Para o técnico Wanderley Luxemburgo, o amistoso de hoje, contra o Equador, em Washington (EUA), é apenas a segunda etapa do processo de transformação tática da Seleção Brasileira, cujo modelo inspirador é a Holanda. Luxemburgo entende que, se o Brasil conseguir aliar o talento natural dos seus jogadores ao futebol participativo e coletivo que os holandeses desempenharam na Copa da França, o time vai se tornar praticamente imbatível.
Nesse ‘‘futebol moderno’’, a vez é dos versáteis: os defensores atacam e os atacantes defendem. ‘‘Essa é a tendência do futebol mundial: talento só não resolve mais, é preciso participação total, sem inibir a habilidade’’, prega Luxemburgo.
Como não tem tempo suficiente para treinar o time e adaptá-lo a nova ‘‘era’’, Luxemburgo tem procurado ‘‘incutir pouco a pouco na cabeça do jogador a nova filosofia de trabalho’’. ‘‘Se você repetir diversas vezes, na base da conversa e da orientação do posicionamento, os jogadores acabam identificando aquilo que você quer’’, acredita o treinador.
Mas ele já constatou que o processo de assimilação é difícil. ‘‘Na minha estréia, contra a Iugoslávia, o time ficou totalmente preso no primeiro tempo, procurando cumprir as orientações táticas; no segundo, depois que expulsaram um jogador iugoslavo, os atletas tentaram resolver tudo na base da individualidade e não deu nada certo.’’
A idéia de Luxemburgo esbarra na preguiça tática habitual do jogador brasileiro e na falta de um maior espírito de colaboração, o que vem rendendo até uma polêmica entre os atletas convocados.
Recentemente, Luxemburgo irritou-se com Marcelinho Carioca porque o jogador recusou-se a obedecer a orientação tática de marcar o lateral-esquerdo do Palmeiras no clássico com o Corinthians, alegando que isso prejudicaria o seu rendimento.
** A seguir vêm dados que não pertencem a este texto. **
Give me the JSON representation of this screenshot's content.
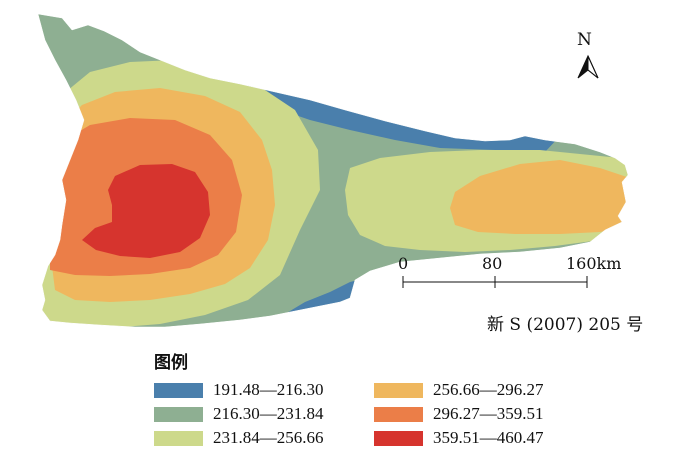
{
  "north_arrow": {
    "label": "N"
  },
  "scale_bar": {
    "ticks": [
      "0",
      "80",
      "160km"
    ]
  },
  "map_number": "新 S (2007) 205 号",
  "legend": {
    "title": "图例",
    "classes": [
      {
        "label": "191.48—216.30",
        "color": "#4a7fac"
      },
      {
        "label": "216.30—231.84",
        "color": "#8eaf92"
      },
      {
        "label": "231.84—256.66",
        "color": "#cdd98b"
      },
      {
        "label": "256.66—296.27",
        "color": "#efb75e"
      },
      {
        "label": "296.27—359.51",
        "color": "#eb7e48"
      },
      {
        "label": "359.51—460.47",
        "color": "#d6342e"
      }
    ]
  }
}
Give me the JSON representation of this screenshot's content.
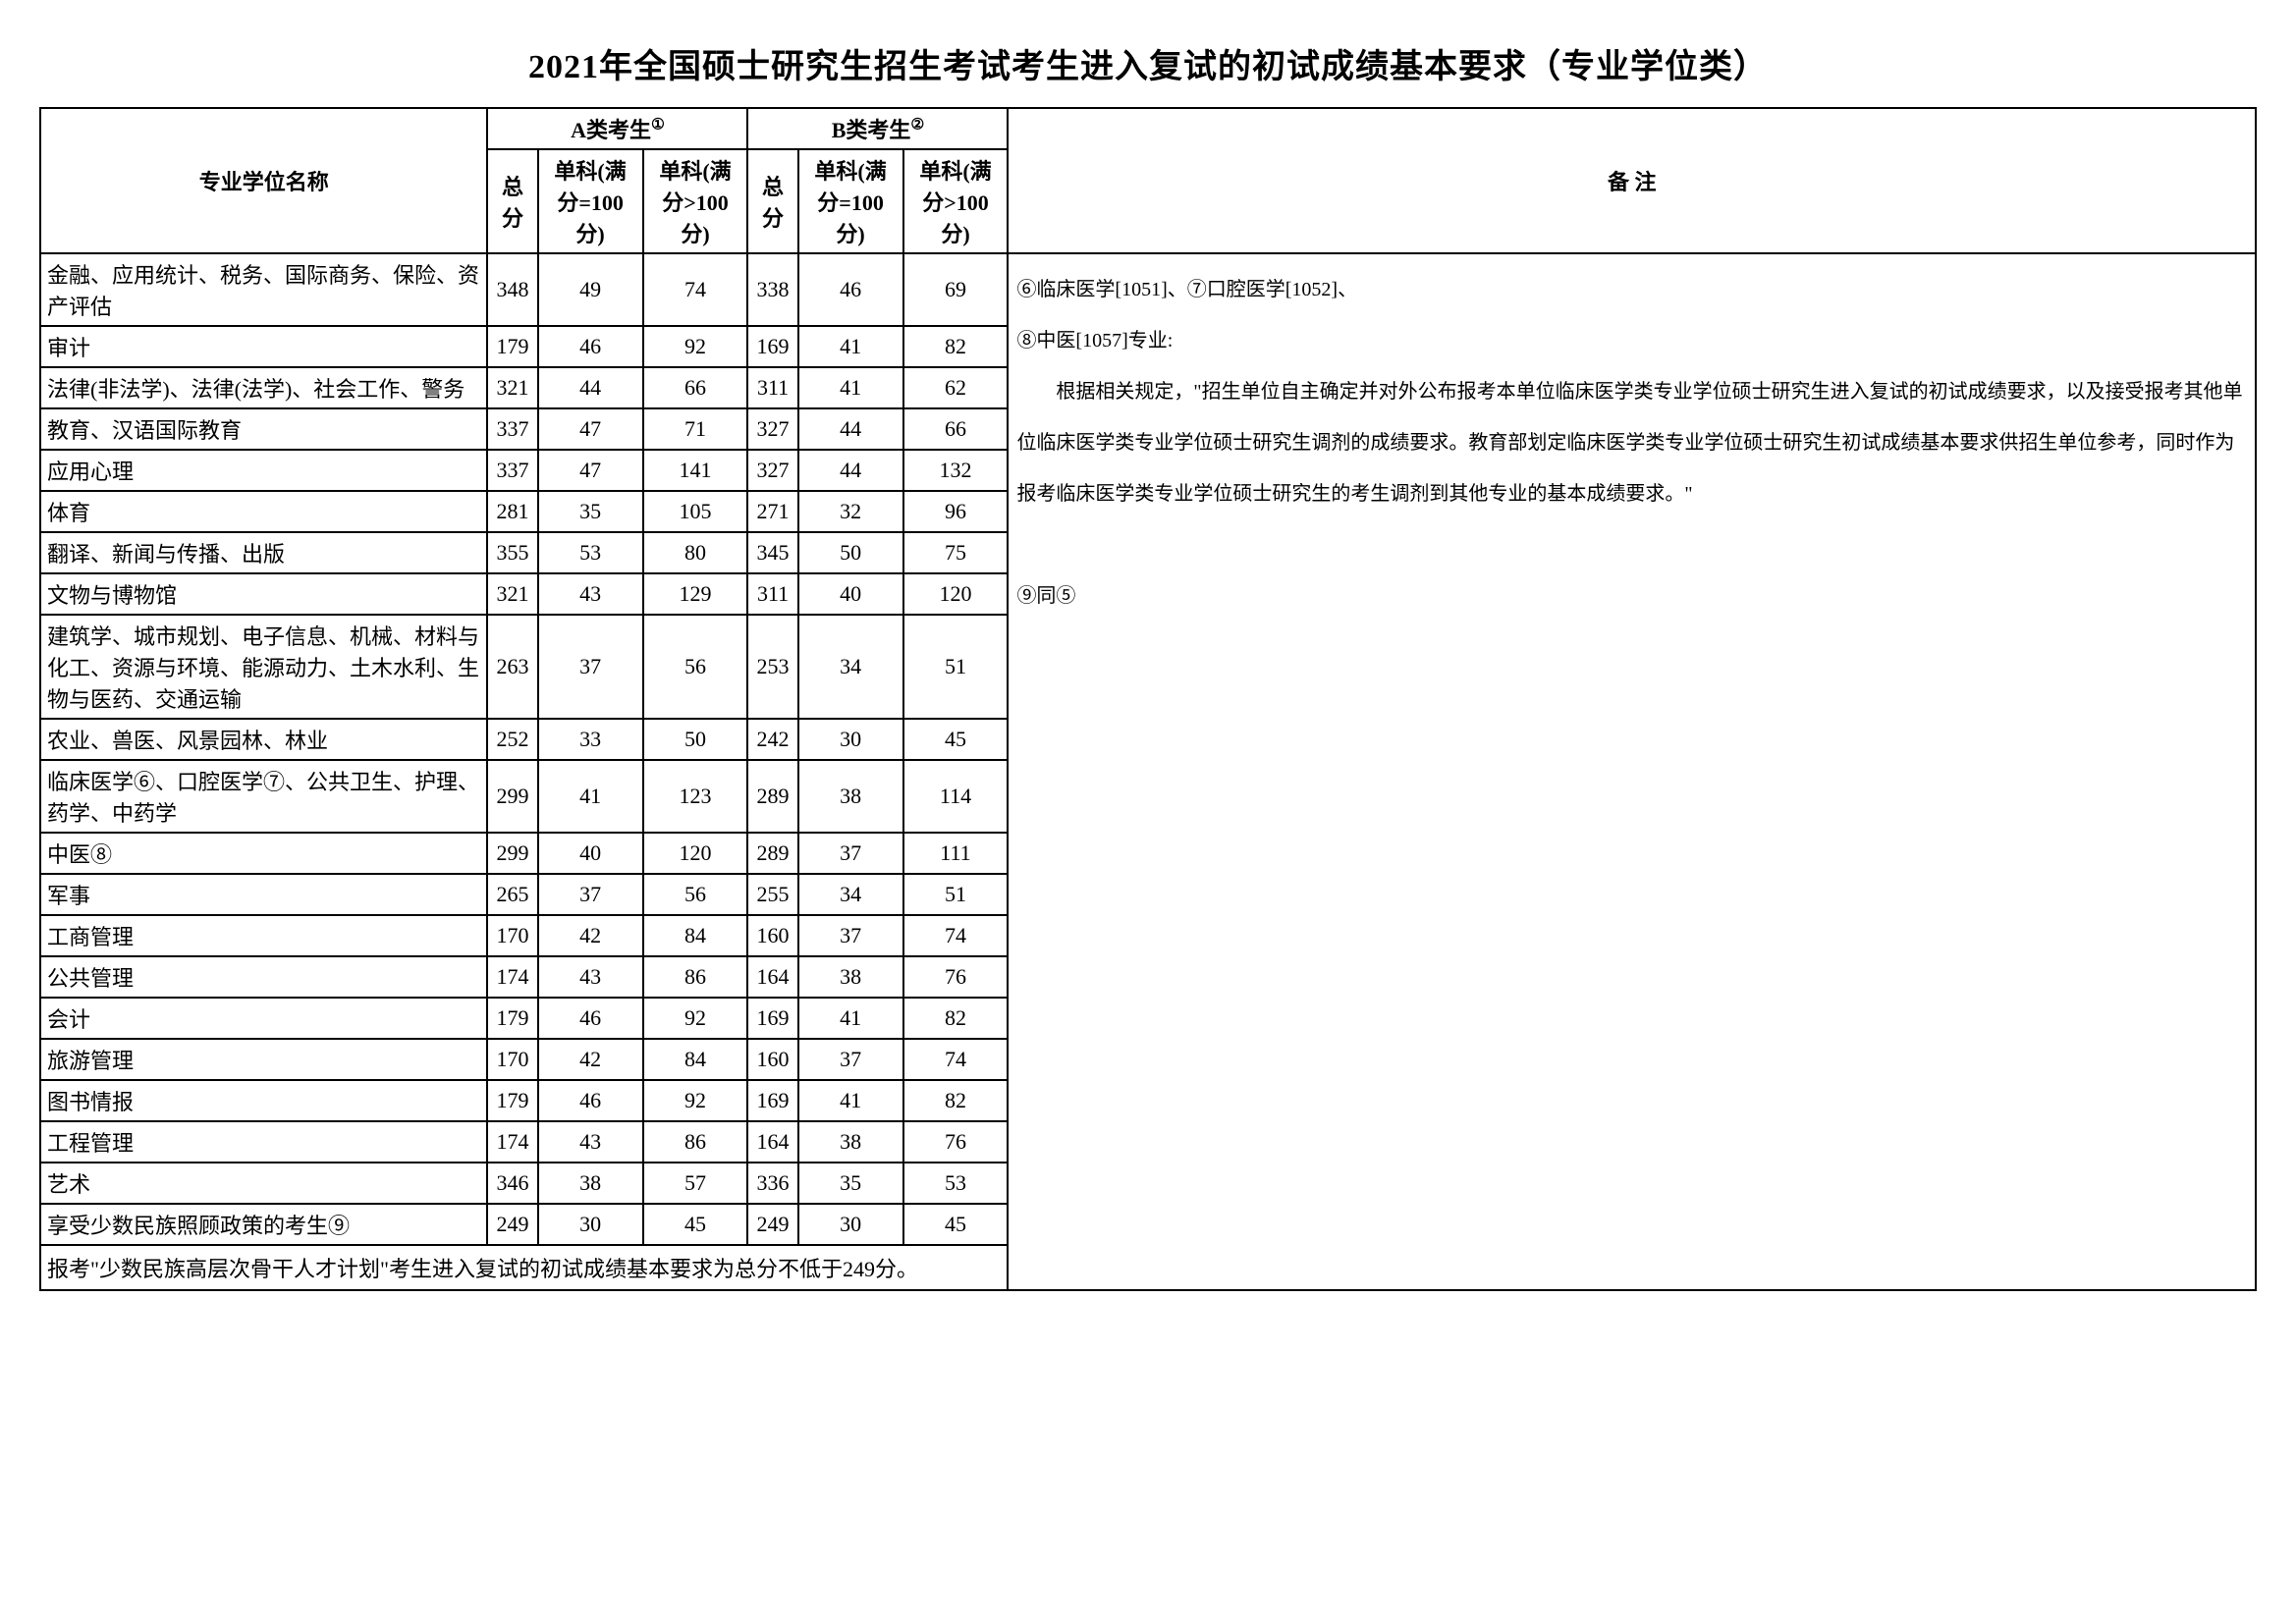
{
  "title": "2021年全国硕士研究生招生考试考生进入复试的初试成绩基本要求（专业学位类）",
  "headers": {
    "major": "专业学位名称",
    "groupA": "A类考生",
    "groupB": "B类考生",
    "total": "总分",
    "sub100": "单科(满分=100分)",
    "subOver100": "单科(满分>100分)",
    "notes": "备  注",
    "supA": "①",
    "supB": "②"
  },
  "rows": [
    {
      "major": "金融、应用统计、税务、国际商务、保险、资产评估",
      "a_total": "348",
      "a_s100": "49",
      "a_g100": "74",
      "b_total": "338",
      "b_s100": "46",
      "b_g100": "69"
    },
    {
      "major": "审计",
      "a_total": "179",
      "a_s100": "46",
      "a_g100": "92",
      "b_total": "169",
      "b_s100": "41",
      "b_g100": "82"
    },
    {
      "major": "法律(非法学)、法律(法学)、社会工作、警务",
      "a_total": "321",
      "a_s100": "44",
      "a_g100": "66",
      "b_total": "311",
      "b_s100": "41",
      "b_g100": "62"
    },
    {
      "major": "教育、汉语国际教育",
      "a_total": "337",
      "a_s100": "47",
      "a_g100": "71",
      "b_total": "327",
      "b_s100": "44",
      "b_g100": "66"
    },
    {
      "major": "应用心理",
      "a_total": "337",
      "a_s100": "47",
      "a_g100": "141",
      "b_total": "327",
      "b_s100": "44",
      "b_g100": "132"
    },
    {
      "major": "体育",
      "a_total": "281",
      "a_s100": "35",
      "a_g100": "105",
      "b_total": "271",
      "b_s100": "32",
      "b_g100": "96"
    },
    {
      "major": "翻译、新闻与传播、出版",
      "a_total": "355",
      "a_s100": "53",
      "a_g100": "80",
      "b_total": "345",
      "b_s100": "50",
      "b_g100": "75"
    },
    {
      "major": "文物与博物馆",
      "a_total": "321",
      "a_s100": "43",
      "a_g100": "129",
      "b_total": "311",
      "b_s100": "40",
      "b_g100": "120"
    },
    {
      "major": "建筑学、城市规划、电子信息、机械、材料与化工、资源与环境、能源动力、土木水利、生物与医药、交通运输",
      "a_total": "263",
      "a_s100": "37",
      "a_g100": "56",
      "b_total": "253",
      "b_s100": "34",
      "b_g100": "51"
    },
    {
      "major": "农业、兽医、风景园林、林业",
      "a_total": "252",
      "a_s100": "33",
      "a_g100": "50",
      "b_total": "242",
      "b_s100": "30",
      "b_g100": "45"
    },
    {
      "major": "临床医学⑥、口腔医学⑦、公共卫生、护理、药学、中药学",
      "a_total": "299",
      "a_s100": "41",
      "a_g100": "123",
      "b_total": "289",
      "b_s100": "38",
      "b_g100": "114"
    },
    {
      "major": "中医⑧",
      "a_total": "299",
      "a_s100": "40",
      "a_g100": "120",
      "b_total": "289",
      "b_s100": "37",
      "b_g100": "111"
    },
    {
      "major": "军事",
      "a_total": "265",
      "a_s100": "37",
      "a_g100": "56",
      "b_total": "255",
      "b_s100": "34",
      "b_g100": "51"
    },
    {
      "major": "工商管理",
      "a_total": "170",
      "a_s100": "42",
      "a_g100": "84",
      "b_total": "160",
      "b_s100": "37",
      "b_g100": "74"
    },
    {
      "major": "公共管理",
      "a_total": "174",
      "a_s100": "43",
      "a_g100": "86",
      "b_total": "164",
      "b_s100": "38",
      "b_g100": "76"
    },
    {
      "major": "会计",
      "a_total": "179",
      "a_s100": "46",
      "a_g100": "92",
      "b_total": "169",
      "b_s100": "41",
      "b_g100": "82"
    },
    {
      "major": "旅游管理",
      "a_total": "170",
      "a_s100": "42",
      "a_g100": "84",
      "b_total": "160",
      "b_s100": "37",
      "b_g100": "74"
    },
    {
      "major": "图书情报",
      "a_total": "179",
      "a_s100": "46",
      "a_g100": "92",
      "b_total": "169",
      "b_s100": "41",
      "b_g100": "82"
    },
    {
      "major": "工程管理",
      "a_total": "174",
      "a_s100": "43",
      "a_g100": "86",
      "b_total": "164",
      "b_s100": "38",
      "b_g100": "76"
    },
    {
      "major": "艺术",
      "a_total": "346",
      "a_s100": "38",
      "a_g100": "57",
      "b_total": "336",
      "b_s100": "35",
      "b_g100": "53"
    },
    {
      "major": "享受少数民族照顾政策的考生⑨",
      "a_total": "249",
      "a_s100": "30",
      "a_g100": "45",
      "b_total": "249",
      "b_s100": "30",
      "b_g100": "45"
    }
  ],
  "footerNote": "报考\"少数民族高层次骨干人才计划\"考生进入复试的初试成绩基本要求为总分不低于249分。",
  "notesText1": "⑥临床医学[1051]、⑦口腔医学[1052]、",
  "notesText2": "⑧中医[1057]专业:",
  "notesText3": "　　根据相关规定，\"招生单位自主确定并对外公布报考本单位临床医学类专业学位硕士研究生进入复试的初试成绩要求，以及接受报考其他单位临床医学类专业学位硕士研究生调剂的成绩要求。教育部划定临床医学类专业学位硕士研究生初试成绩基本要求供招生单位参考，同时作为报考临床医学类专业学位硕士研究生的考生调剂到其他专业的基本成绩要求。\"",
  "notesText4": "⑨同⑤"
}
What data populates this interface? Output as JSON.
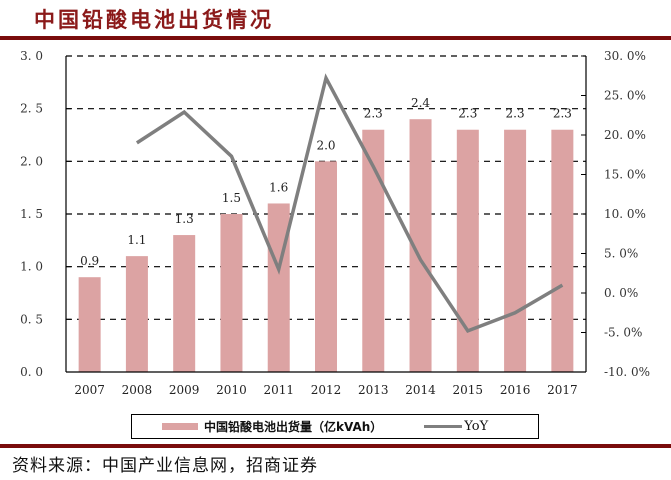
{
  "header": {
    "title": "中国铅酸电池出货情况"
  },
  "legend": {
    "bar_label": "中国铅酸电池出货量（亿kVAh）",
    "line_label": "YoY"
  },
  "footer": {
    "source": "资料来源：中国产业信息网，招商证券"
  },
  "colors": {
    "bar": "#dca3a3",
    "line": "#7f7f7f",
    "title": "#8b1a1a",
    "rule": "#7a0c0c"
  },
  "chart_data": {
    "type": "bar",
    "title": "中国铅酸电池出货情况",
    "xlabel": "",
    "ylabel": "",
    "categories": [
      "2007",
      "2008",
      "2009",
      "2010",
      "2011",
      "2012",
      "2013",
      "2014",
      "2015",
      "2016",
      "2017"
    ],
    "series": [
      {
        "name": "中国铅酸电池出货量（亿kVAh）",
        "type": "bar",
        "axis": "left",
        "values": [
          0.9,
          1.1,
          1.3,
          1.5,
          1.6,
          2.0,
          2.3,
          2.4,
          2.3,
          2.3,
          2.3
        ],
        "data_labels": [
          "0.9",
          "1.1",
          "1.3",
          "1.5",
          "1.6",
          "2.0",
          "2.3",
          "2.4",
          "2.3",
          "2.3",
          "2.3"
        ]
      },
      {
        "name": "YoY",
        "type": "line",
        "axis": "right",
        "values": [
          null,
          19.0,
          22.9,
          17.3,
          3.0,
          27.2,
          16.0,
          4.2,
          -4.8,
          -2.5,
          1.0
        ]
      }
    ],
    "ylim": [
      0.0,
      3.0
    ],
    "y_ticks": [
      "0.0",
      "0.5",
      "1.0",
      "1.5",
      "2.0",
      "2.5",
      "3.0"
    ],
    "y2lim": [
      -10.0,
      30.0
    ],
    "y2_ticks": [
      "-10.0%",
      "-5.0%",
      "0.0%",
      "5.0%",
      "10.0%",
      "15.0%",
      "20.0%",
      "25.0%",
      "30.0%"
    ],
    "grid": "horizontal dashed",
    "legend_position": "bottom"
  }
}
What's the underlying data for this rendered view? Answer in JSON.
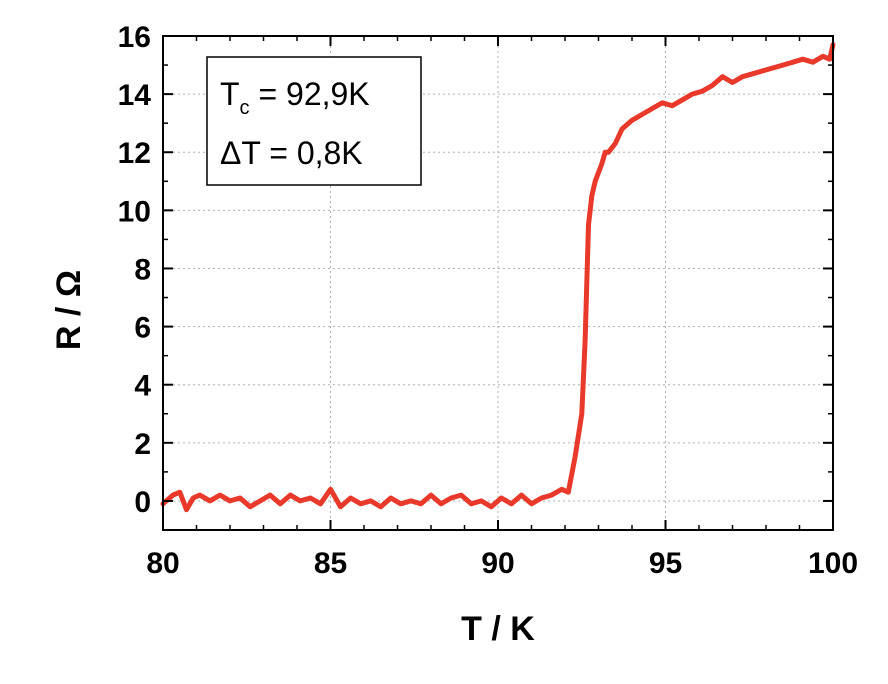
{
  "chart_data": {
    "type": "line",
    "xlabel": "T / K",
    "ylabel": "R / Ω",
    "xlim": [
      80,
      100
    ],
    "ylim": [
      -1,
      16
    ],
    "xticks": [
      80,
      85,
      90,
      95,
      100
    ],
    "yticks": [
      0,
      2,
      4,
      6,
      8,
      10,
      12,
      14,
      16
    ],
    "grid": true,
    "legend": "none",
    "annotation": {
      "line1_main": "T",
      "line1_sub": "c",
      "line1_rest": " = 92,9K",
      "line2": "ΔT = 0,8K",
      "placement": "top-left"
    },
    "series": [
      {
        "color": "#e8392b",
        "x": [
          80.0,
          80.3,
          80.5,
          80.7,
          80.9,
          81.1,
          81.4,
          81.7,
          82.0,
          82.3,
          82.6,
          82.9,
          83.2,
          83.5,
          83.8,
          84.1,
          84.4,
          84.7,
          85.0,
          85.3,
          85.6,
          85.9,
          86.2,
          86.5,
          86.8,
          87.1,
          87.4,
          87.7,
          88.0,
          88.3,
          88.6,
          88.9,
          89.2,
          89.5,
          89.8,
          90.1,
          90.4,
          90.7,
          91.0,
          91.3,
          91.6,
          91.9,
          92.1,
          92.3,
          92.5,
          92.6,
          92.7,
          92.8,
          92.9,
          93.0,
          93.1,
          93.2,
          93.3,
          93.5,
          93.7,
          94.0,
          94.3,
          94.6,
          94.9,
          95.2,
          95.5,
          95.8,
          96.1,
          96.4,
          96.7,
          97.0,
          97.3,
          97.6,
          97.9,
          98.2,
          98.5,
          98.8,
          99.1,
          99.4,
          99.7,
          99.9,
          100.0
        ],
        "y": [
          -0.1,
          0.2,
          0.3,
          -0.3,
          0.1,
          0.2,
          0.0,
          0.2,
          0.0,
          0.1,
          -0.2,
          0.0,
          0.2,
          -0.1,
          0.2,
          0.0,
          0.1,
          -0.1,
          0.4,
          -0.2,
          0.1,
          -0.1,
          0.0,
          -0.2,
          0.1,
          -0.1,
          0.0,
          -0.1,
          0.2,
          -0.1,
          0.1,
          0.2,
          -0.1,
          0.0,
          -0.2,
          0.1,
          -0.1,
          0.2,
          -0.1,
          0.1,
          0.2,
          0.4,
          0.3,
          1.5,
          3.0,
          5.5,
          9.5,
          10.5,
          11.0,
          11.3,
          11.6,
          12.0,
          12.0,
          12.3,
          12.8,
          13.1,
          13.3,
          13.5,
          13.7,
          13.6,
          13.8,
          14.0,
          14.1,
          14.3,
          14.6,
          14.4,
          14.6,
          14.7,
          14.8,
          14.9,
          15.0,
          15.1,
          15.2,
          15.1,
          15.3,
          15.2,
          15.7
        ]
      }
    ]
  }
}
Os brasileiros que atuam na Europa pensam da mesma forma que Marcelinho. ‘‘No Betis, querem que eu arme as jogadas e toque a bola em velocidade em vez de driblar, mas não vão conseguir mudar o meu jeito de jogar’’, disse Denílson.
Rivaldo, do Barcelona, recentemente reclamou de jogar aberto pela ponta-esquerda no seu time, como pediu o técnico. ‘‘Eu rendo mais no meio’’, justificou.
Atleta-modelo - ‘‘O jogador brasileiro tem de deixar de ser egoísta: o futebol vem evoluindo e nós precisamos acompanhá-lo, pensando no bem do grupo’’, disse o volante, meia, lateral e até zagueiro Vampeta, atleta-símbolo da era Luxemburgo. ‘‘Não tem essa de jogar só na posição em que você se sente mais à vontade e eu comentei isso com o Rivaldo: no Barcelona, o Cocu, que era atacante quando jogava no PSV comigo, já atuou, e bem, de lateral e até zagueiro’’, afirmou.
O Equador, que, em 18 jogos, nunca venceu o Brasil (perdeu 16 e empatou 2), montou um time às pressas para enfrentar a seleção. O técnico é interino: Polo Carrera, da seleção sub-23. Os destaques são os de sempre: o habilidoso meia Aguinaga e o zagueiro Qui¤onez, que já jogou no Vasco.
O árbitro escalado para o jogo é o norte-americano Esfandiar Baharmast, o mesmo que apitou a derrota da seleção para a Noruega na Copa do Mundo da França, marcando um pênalti contra o time de Zagallo no fim da partida. Mas, segundo a assessoria de imprensa da Nike, promotora da partida, Baharmast pode ser substituído na última hora para evitar qualquer polêmica com os brasileiros.